The following title appears in French under the frame: “Louis Phil. Joseph, Duke of Orleans. Member of Parliament for Crépy en Valois. Born April 13, 1747. General collection of Portraits of the Members the National Assembly held in Versailles on May 4, 1789. In Paris at Le Vachez under the Colonnades of the Royal Palace nº 258”.
Louis-Philippe-Joseph (1747-1793), Duke of Chartres, then of Orléans (1785-90), descended from the royal Bourbon family, yet became a supporter of popular democracy during the 1789 Revolution. He was the great-great-grandson of Philippe I, duc d'Orléans (1640-1701), younger brother of Louis XIV, and the great-grandson of Philippe II, duc d'Orléans (1674-1703), who as regent for Louis XV endeavored to secure his own secession over that of Philip V of Spain. Louis-Philippe-Joseph's own son Louis-Philippe reigned as King following the July Revolution of 1830. Louis-Philippe-Joseph was Louis XVI's cousin, but lived away from the royal court at Versailles due to his hostility toward the King's wife, Marie-Antoinette. Louis-Philippe-Joseph supported the underprivileged Third Estate and was considered a hero by the revolutionaries; after the fall of the monarchy in August 1792, he renounced his noble title and accepted the name Philippe Égalité. He was elected to the National Convention, and voted for the execution of Louis XVI. Nonetheless, Égalité himself was sent to the guillotine in 1793, accused of conspiring with his son, the future King, and Austrian accomplices.

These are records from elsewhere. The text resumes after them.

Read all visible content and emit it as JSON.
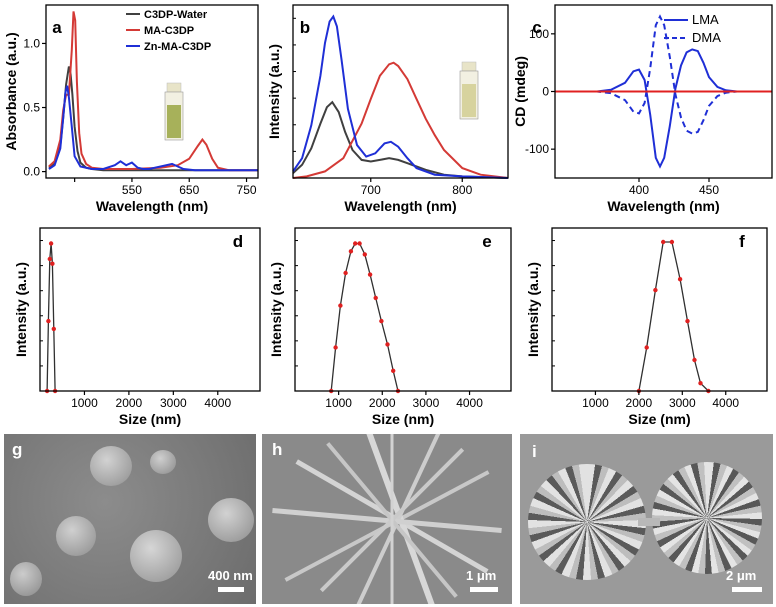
{
  "chart_data": [
    {
      "panel": "a",
      "type": "line",
      "xlabel": "Wavelength (nm)",
      "ylabel": "Absorbance (a.u.)",
      "xlim": [
        400,
        770
      ],
      "ylim": [
        -0.05,
        1.3
      ],
      "xticks": [
        450,
        550,
        650,
        750
      ],
      "xtick_labels": [
        "",
        "550",
        "650",
        "750"
      ],
      "yticks": [
        0.0,
        0.5,
        1.0
      ],
      "ytick_labels": [
        "0.0",
        "0.5",
        "1.0"
      ],
      "legend_position": "top-right",
      "series": [
        {
          "name": "C3DP-Water",
          "color": "#404040",
          "x": [
            405,
            415,
            425,
            430,
            435,
            440,
            443,
            446,
            450,
            455,
            460,
            470,
            480,
            500,
            550,
            600,
            650,
            700,
            770
          ],
          "y": [
            0.03,
            0.06,
            0.2,
            0.42,
            0.68,
            0.82,
            0.76,
            0.6,
            0.35,
            0.16,
            0.07,
            0.03,
            0.02,
            0.01,
            0.01,
            0.01,
            0.01,
            0.01,
            0.01
          ]
        },
        {
          "name": "MA-C3DP",
          "color": "#d43a36",
          "x": [
            405,
            415,
            425,
            430,
            435,
            440,
            445,
            448,
            451,
            454,
            458,
            462,
            470,
            480,
            500,
            550,
            600,
            630,
            650,
            665,
            673,
            680,
            690,
            700,
            720,
            770
          ],
          "y": [
            0.04,
            0.08,
            0.25,
            0.48,
            0.6,
            0.6,
            0.95,
            1.25,
            1.18,
            0.7,
            0.3,
            0.14,
            0.06,
            0.03,
            0.02,
            0.02,
            0.03,
            0.05,
            0.1,
            0.2,
            0.25,
            0.21,
            0.1,
            0.03,
            0.01,
            0.01
          ]
        },
        {
          "name": "Zn-MA-C3DP",
          "color": "#1f2fd6",
          "x": [
            405,
            415,
            425,
            430,
            434,
            437,
            440,
            445,
            450,
            460,
            480,
            500,
            520,
            530,
            540,
            550,
            560,
            570,
            580,
            590,
            600,
            620,
            630,
            640,
            660,
            700,
            770
          ],
          "y": [
            0.02,
            0.05,
            0.18,
            0.42,
            0.62,
            0.67,
            0.58,
            0.35,
            0.12,
            0.04,
            0.02,
            0.02,
            0.05,
            0.08,
            0.05,
            0.07,
            0.03,
            0.02,
            0.02,
            0.03,
            0.04,
            0.06,
            0.04,
            0.02,
            0.01,
            0.01,
            0.01
          ]
        }
      ]
    },
    {
      "panel": "b",
      "type": "line",
      "xlabel": "Wavelength (nm)",
      "ylabel": "Intensity (a.u.)",
      "xlim": [
        615,
        850
      ],
      "ylim": [
        0,
        1.05
      ],
      "xticks": [
        700,
        800
      ],
      "xtick_labels": [
        "700",
        "800"
      ],
      "series": [
        {
          "color": "#404040",
          "x": [
            615,
            625,
            635,
            645,
            652,
            658,
            665,
            672,
            680,
            690,
            700,
            710,
            720,
            730,
            740,
            750,
            760,
            780,
            800,
            850
          ],
          "y": [
            0.03,
            0.08,
            0.18,
            0.33,
            0.43,
            0.46,
            0.4,
            0.28,
            0.17,
            0.11,
            0.1,
            0.11,
            0.12,
            0.11,
            0.09,
            0.07,
            0.05,
            0.02,
            0.01,
            0.0
          ]
        },
        {
          "color": "#d43a36",
          "x": [
            615,
            630,
            650,
            670,
            690,
            700,
            710,
            720,
            725,
            730,
            740,
            750,
            760,
            770,
            780,
            800,
            820,
            850
          ],
          "y": [
            0.0,
            0.01,
            0.04,
            0.12,
            0.33,
            0.48,
            0.62,
            0.69,
            0.7,
            0.68,
            0.6,
            0.48,
            0.36,
            0.26,
            0.17,
            0.06,
            0.02,
            0.0
          ]
        },
        {
          "color": "#1f2fd6",
          "x": [
            615,
            625,
            635,
            645,
            650,
            655,
            659,
            663,
            668,
            675,
            685,
            695,
            705,
            715,
            722,
            730,
            740,
            750,
            770,
            800,
            850
          ],
          "y": [
            0.04,
            0.12,
            0.32,
            0.62,
            0.82,
            0.95,
            0.98,
            0.92,
            0.72,
            0.42,
            0.2,
            0.13,
            0.15,
            0.21,
            0.22,
            0.19,
            0.12,
            0.06,
            0.02,
            0.01,
            0.0
          ]
        }
      ]
    },
    {
      "panel": "c",
      "type": "line",
      "xlabel": "Wavelength (nm)",
      "ylabel": "CD (mdeg)",
      "xlim": [
        340,
        495
      ],
      "ylim": [
        -150,
        150
      ],
      "xticks": [
        400,
        450
      ],
      "xtick_labels": [
        "400",
        "450"
      ],
      "yticks": [
        -100,
        0,
        100
      ],
      "ytick_labels": [
        "-100",
        "0",
        "100"
      ],
      "legend_position": "top-right",
      "series": [
        {
          "name": "LMA",
          "color": "#1f2fd6",
          "dash": "solid",
          "x": [
            340,
            370,
            380,
            390,
            396,
            400,
            404,
            408,
            412,
            415,
            418,
            422,
            426,
            430,
            434,
            438,
            442,
            446,
            450,
            456,
            462,
            470,
            480,
            495
          ],
          "y": [
            0,
            0,
            3,
            15,
            35,
            38,
            20,
            -40,
            -115,
            -130,
            -115,
            -60,
            5,
            45,
            68,
            73,
            70,
            50,
            25,
            8,
            2,
            0,
            0,
            0
          ]
        },
        {
          "name": "DMA",
          "color": "#1f2fd6",
          "dash": "dashed",
          "x": [
            340,
            370,
            380,
            390,
            396,
            400,
            404,
            408,
            412,
            415,
            418,
            422,
            426,
            430,
            434,
            438,
            442,
            446,
            450,
            456,
            462,
            470,
            480,
            495
          ],
          "y": [
            0,
            0,
            -3,
            -15,
            -35,
            -38,
            -20,
            40,
            115,
            130,
            115,
            60,
            -5,
            -45,
            -68,
            -73,
            -70,
            -50,
            -25,
            -8,
            -2,
            0,
            0,
            0
          ]
        },
        {
          "color": "#e02020",
          "dash": "solid",
          "x": [
            340,
            495
          ],
          "y": [
            0,
            0
          ]
        }
      ]
    },
    {
      "panel": "d",
      "type": "line",
      "xlabel": "Size (nm)",
      "ylabel": "Intensity (a.u.)",
      "xlim": [
        0,
        4950
      ],
      "ylim": [
        0,
        1.05
      ],
      "xticks": [
        1000,
        2000,
        3000,
        4000
      ],
      "xtick_labels": [
        "1000",
        "2000",
        "3000",
        "4000"
      ],
      "series": [
        {
          "color": "#303030",
          "marker_color": "#e02020",
          "x": [
            160,
            190,
            220,
            250,
            280,
            310,
            340
          ],
          "y": [
            0.0,
            0.45,
            0.85,
            0.95,
            0.82,
            0.4,
            0.0
          ]
        }
      ]
    },
    {
      "panel": "e",
      "type": "line",
      "xlabel": "Size (nm)",
      "ylabel": "Intensity (a.u.)",
      "xlim": [
        0,
        4950
      ],
      "ylim": [
        0,
        1.05
      ],
      "xticks": [
        1000,
        2000,
        3000,
        4000
      ],
      "xtick_labels": [
        "1000",
        "2000",
        "3000",
        "4000"
      ],
      "series": [
        {
          "color": "#303030",
          "marker_color": "#e02020",
          "x": [
            830,
            930,
            1040,
            1160,
            1280,
            1380,
            1480,
            1600,
            1720,
            1850,
            1980,
            2120,
            2250,
            2360
          ],
          "y": [
            0.0,
            0.28,
            0.55,
            0.76,
            0.9,
            0.95,
            0.95,
            0.88,
            0.75,
            0.6,
            0.45,
            0.3,
            0.13,
            0.0
          ]
        }
      ]
    },
    {
      "panel": "f",
      "type": "line",
      "xlabel": "Size (nm)",
      "ylabel": "Intensity (a.u.)",
      "xlim": [
        0,
        4950
      ],
      "ylim": [
        0,
        1.05
      ],
      "xticks": [
        1000,
        2000,
        3000,
        4000
      ],
      "xtick_labels": [
        "1000",
        "2000",
        "3000",
        "4000"
      ],
      "series": [
        {
          "color": "#303030",
          "marker_color": "#e02020",
          "x": [
            2000,
            2180,
            2380,
            2560,
            2760,
            2950,
            3120,
            3280,
            3420,
            3600
          ],
          "y": [
            0.0,
            0.28,
            0.65,
            0.96,
            0.96,
            0.72,
            0.45,
            0.2,
            0.05,
            0.0
          ]
        }
      ]
    }
  ],
  "sem_panels": [
    {
      "label": "g",
      "scale_label": "400 nm"
    },
    {
      "label": "h",
      "scale_label": "1 μm"
    },
    {
      "label": "i",
      "scale_label": "2 μm"
    }
  ]
}
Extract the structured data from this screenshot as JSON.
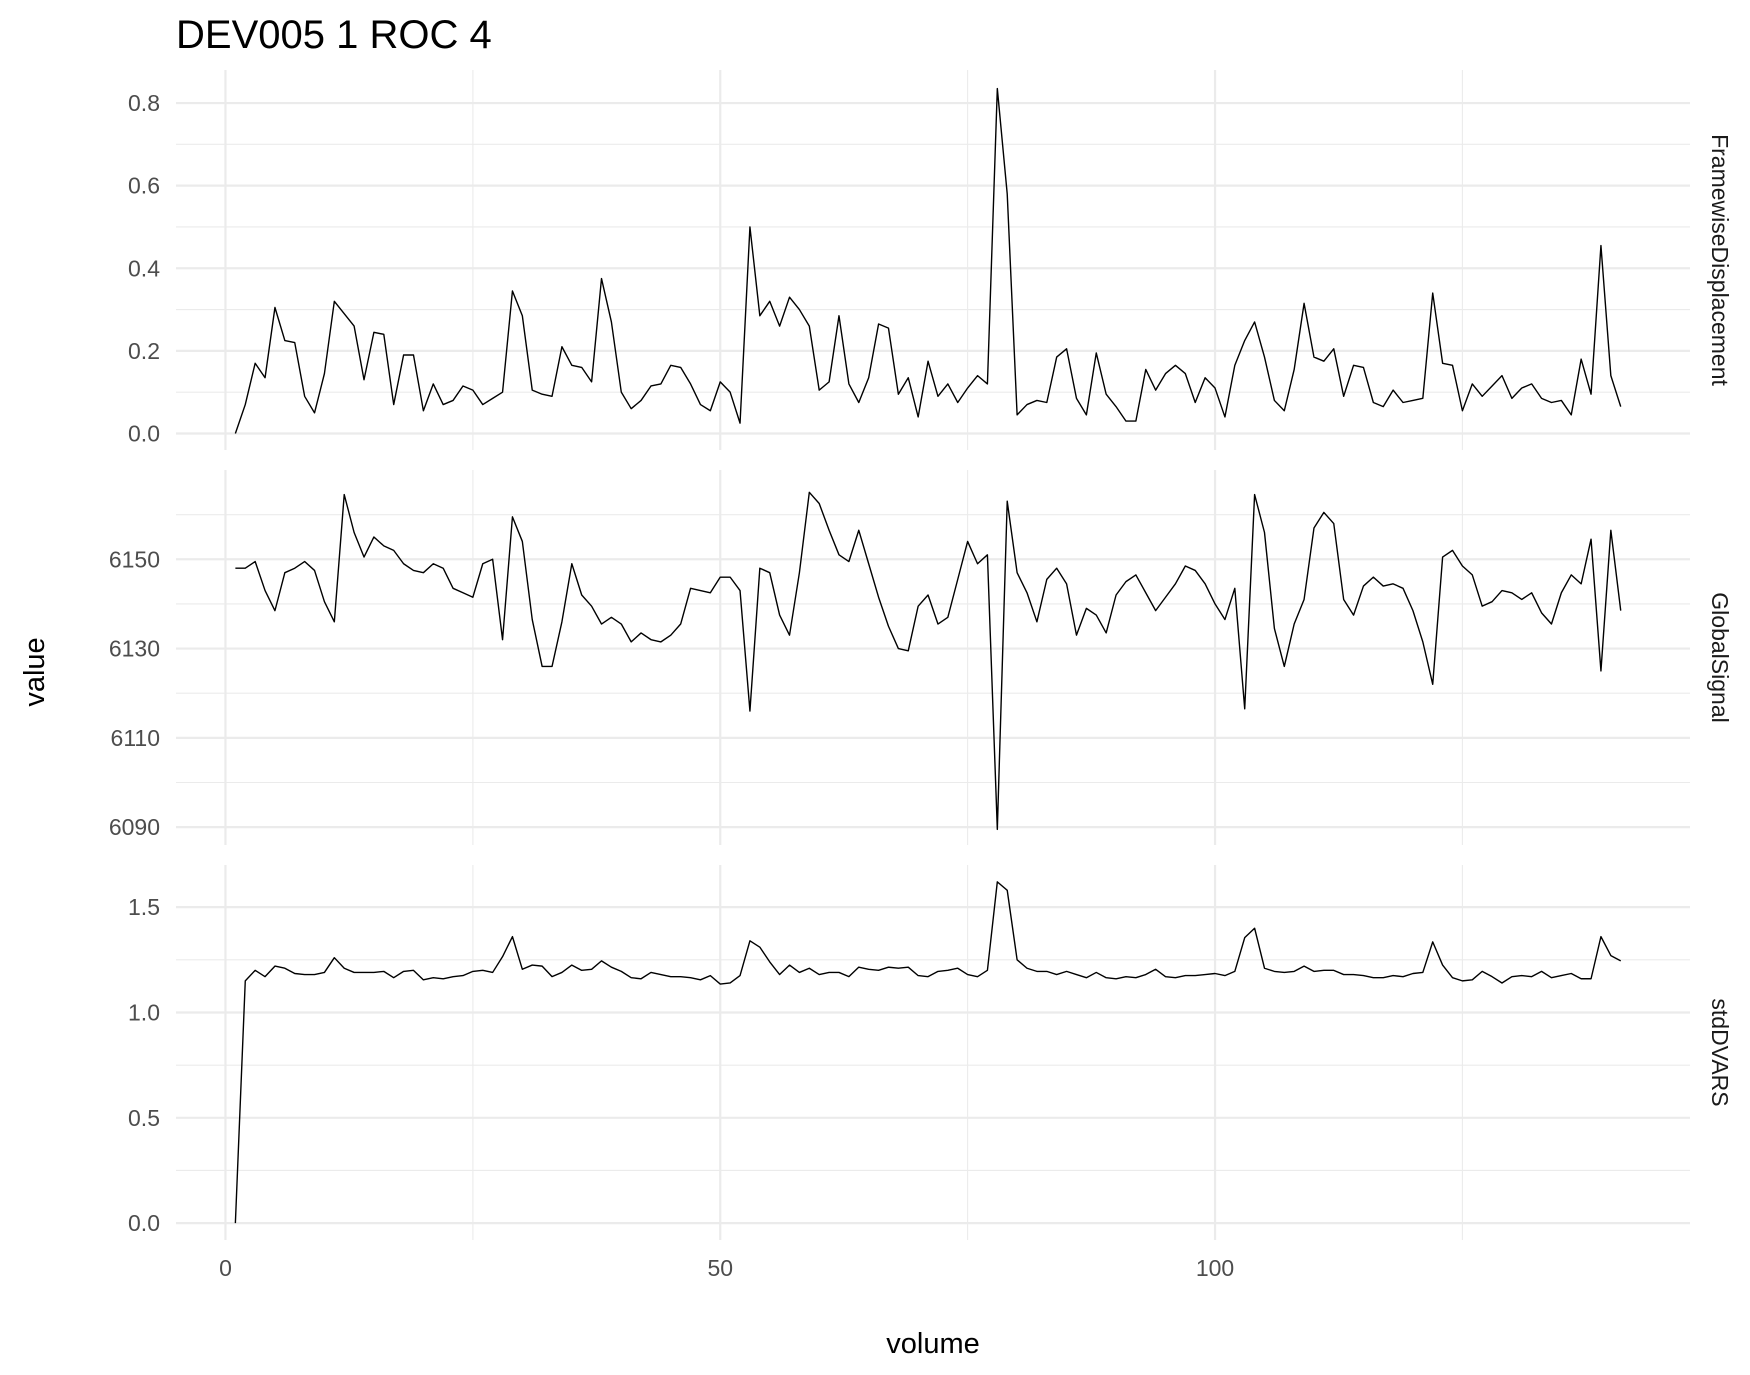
{
  "chart_data": {
    "type": "line",
    "title": "DEV005  1  ROC  4",
    "xlabel": "volume",
    "ylabel": "value",
    "xlim": [
      -5,
      148
    ],
    "x_ticks": [
      0,
      50,
      100
    ],
    "x_minor_ticks": [
      25,
      75,
      125
    ],
    "x_tick_labels": [
      "0",
      "50",
      "100"
    ],
    "x_start": 1,
    "grid": true,
    "facets": [
      {
        "name": "FramewiseDisplacement",
        "ylim": [
          -0.04,
          0.88
        ],
        "y_ticks": [
          0.0,
          0.2,
          0.4,
          0.6,
          0.8
        ],
        "y_tick_labels": [
          "0.0",
          "0.2",
          "0.4",
          "0.6",
          "0.8"
        ],
        "y_minor_ticks": [
          0.1,
          0.3,
          0.5,
          0.7
        ],
        "values": [
          0.0,
          0.07,
          0.17,
          0.135,
          0.305,
          0.225,
          0.22,
          0.09,
          0.05,
          0.145,
          0.32,
          0.29,
          0.26,
          0.13,
          0.245,
          0.24,
          0.07,
          0.19,
          0.19,
          0.055,
          0.12,
          0.07,
          0.08,
          0.115,
          0.105,
          0.07,
          0.085,
          0.1,
          0.345,
          0.285,
          0.105,
          0.095,
          0.09,
          0.21,
          0.165,
          0.16,
          0.125,
          0.375,
          0.27,
          0.1,
          0.06,
          0.08,
          0.115,
          0.12,
          0.165,
          0.16,
          0.12,
          0.07,
          0.055,
          0.125,
          0.1,
          0.025,
          0.5,
          0.285,
          0.32,
          0.26,
          0.33,
          0.3,
          0.26,
          0.105,
          0.125,
          0.285,
          0.12,
          0.075,
          0.135,
          0.265,
          0.255,
          0.095,
          0.135,
          0.04,
          0.175,
          0.09,
          0.12,
          0.075,
          0.11,
          0.14,
          0.12,
          0.835,
          0.58,
          0.045,
          0.07,
          0.08,
          0.075,
          0.185,
          0.205,
          0.085,
          0.045,
          0.195,
          0.095,
          0.065,
          0.03,
          0.03,
          0.155,
          0.105,
          0.145,
          0.165,
          0.145,
          0.075,
          0.135,
          0.11,
          0.04,
          0.165,
          0.225,
          0.27,
          0.185,
          0.08,
          0.055,
          0.155,
          0.315,
          0.185,
          0.175,
          0.205,
          0.09,
          0.165,
          0.16,
          0.075,
          0.065,
          0.105,
          0.075,
          0.08,
          0.085,
          0.34,
          0.17,
          0.165,
          0.055,
          0.12,
          0.09,
          0.115,
          0.14,
          0.085,
          0.11,
          0.12,
          0.085,
          0.075,
          0.08,
          0.045,
          0.18,
          0.095,
          0.455,
          0.14,
          0.065
        ]
      },
      {
        "name": "GlobalSignal",
        "ylim": [
          6086,
          6170
        ],
        "y_ticks": [
          6090,
          6110,
          6130,
          6150
        ],
        "y_tick_labels": [
          "6090",
          "6110",
          "6130",
          "6150"
        ],
        "y_minor_ticks": [
          6100,
          6120,
          6140,
          6160
        ],
        "values": [
          6148,
          6148,
          6149.5,
          6143,
          6138.5,
          6147,
          6148,
          6149.5,
          6147.5,
          6140.5,
          6136,
          6164.5,
          6156,
          6150.5,
          6155,
          6153,
          6152,
          6149,
          6147.5,
          6147,
          6149,
          6148,
          6143.5,
          6142.5,
          6141.5,
          6149,
          6150,
          6132,
          6159.5,
          6154,
          6136.5,
          6126,
          6126,
          6136,
          6149,
          6142,
          6139.5,
          6135.5,
          6137,
          6135.5,
          6131.5,
          6133.5,
          6132,
          6131.5,
          6133,
          6135.5,
          6143.5,
          6143,
          6142.5,
          6146,
          6146,
          6143,
          6116,
          6148,
          6147,
          6137.5,
          6133,
          6147,
          6165,
          6162.5,
          6156.5,
          6151,
          6149.5,
          6156.5,
          6149,
          6141.5,
          6135,
          6130,
          6129.5,
          6139.5,
          6142,
          6135.5,
          6137,
          6145.5,
          6154,
          6149,
          6151,
          6089.5,
          6163,
          6147,
          6142.5,
          6136,
          6145.5,
          6148,
          6144.5,
          6133,
          6139,
          6137.5,
          6133.5,
          6142,
          6145,
          6146.5,
          6142.5,
          6138.5,
          6141.5,
          6144.5,
          6148.5,
          6147.5,
          6144.5,
          6140,
          6136.5,
          6143.5,
          6116.5,
          6164.5,
          6156,
          6134.5,
          6126,
          6135.5,
          6141,
          6157,
          6160.5,
          6158,
          6141,
          6137.5,
          6144,
          6146,
          6144,
          6144.5,
          6143.5,
          6138.5,
          6131.5,
          6122,
          6150.5,
          6152,
          6148.5,
          6146.5,
          6139.5,
          6140.5,
          6143,
          6142.5,
          6141,
          6142.5,
          6138,
          6135.5,
          6142.5,
          6146.5,
          6144.5,
          6154.5,
          6125,
          6156.5,
          6138.5
        ]
      },
      {
        "name": "stdDVARS",
        "ylim": [
          -0.08,
          1.7
        ],
        "y_ticks": [
          0.0,
          0.5,
          1.0,
          1.5
        ],
        "y_tick_labels": [
          "0.0",
          "0.5",
          "1.0",
          "1.5"
        ],
        "y_minor_ticks": [
          0.25,
          0.75,
          1.25
        ],
        "values": [
          0.0,
          1.15,
          1.2,
          1.17,
          1.22,
          1.21,
          1.185,
          1.18,
          1.18,
          1.19,
          1.26,
          1.21,
          1.19,
          1.19,
          1.19,
          1.195,
          1.165,
          1.195,
          1.2,
          1.155,
          1.165,
          1.16,
          1.17,
          1.175,
          1.195,
          1.2,
          1.19,
          1.265,
          1.36,
          1.205,
          1.225,
          1.22,
          1.17,
          1.19,
          1.225,
          1.2,
          1.205,
          1.245,
          1.215,
          1.195,
          1.165,
          1.16,
          1.19,
          1.18,
          1.17,
          1.17,
          1.165,
          1.155,
          1.175,
          1.135,
          1.14,
          1.175,
          1.34,
          1.31,
          1.24,
          1.18,
          1.225,
          1.19,
          1.21,
          1.18,
          1.19,
          1.19,
          1.17,
          1.215,
          1.205,
          1.2,
          1.215,
          1.21,
          1.215,
          1.175,
          1.17,
          1.195,
          1.2,
          1.21,
          1.18,
          1.17,
          1.2,
          1.62,
          1.58,
          1.25,
          1.21,
          1.195,
          1.195,
          1.18,
          1.195,
          1.18,
          1.165,
          1.19,
          1.165,
          1.16,
          1.17,
          1.165,
          1.18,
          1.205,
          1.17,
          1.165,
          1.175,
          1.175,
          1.18,
          1.185,
          1.175,
          1.195,
          1.355,
          1.4,
          1.21,
          1.195,
          1.19,
          1.195,
          1.22,
          1.195,
          1.2,
          1.2,
          1.18,
          1.18,
          1.175,
          1.165,
          1.165,
          1.175,
          1.17,
          1.185,
          1.19,
          1.335,
          1.225,
          1.165,
          1.15,
          1.155,
          1.195,
          1.17,
          1.14,
          1.17,
          1.175,
          1.17,
          1.195,
          1.165,
          1.175,
          1.185,
          1.16,
          1.16,
          1.36,
          1.27,
          1.245
        ]
      }
    ]
  }
}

Nicolas-François Le Vachez (1740-180.?), French engraver and intaglio printer. Born in Saint-Jean-les-Deux-Jumeaux, he resided in Paris from 1757. He became a print publisher from around 1778 and was still active in 1802. Associated from around 1789 with his son Charles-François-Gabriel Le Vachez (1760-1841), engraver and print publisher until under the French Restoration. They signed as Le Vachez, or Levachez fils, but it is impossible to differentiate their works. A Charles Levacher died in Paris on January 31, 1841 (Civil status: returned Parisian); it may be him. Not to be confused, in any case, with the bookseller Levacher, active in Paris from 1792 to 1810.
Sources: British Museum; BNF; Archives de France.
Artist: Nicolas-François Le Vachez / Charles-François-Gabriel Le Vachez.
Condition: Very good condition.
Dimensions: 28.5 x 22 cm / 11 ¼ x 8 ½ in. (sheet). 25 x 19 cm. / 10 x 7 ½ in. (visible).
Frame: 38 x 33 cm. / 15 x 13 in. Gilt wood (classic style), glass and acid-free mat.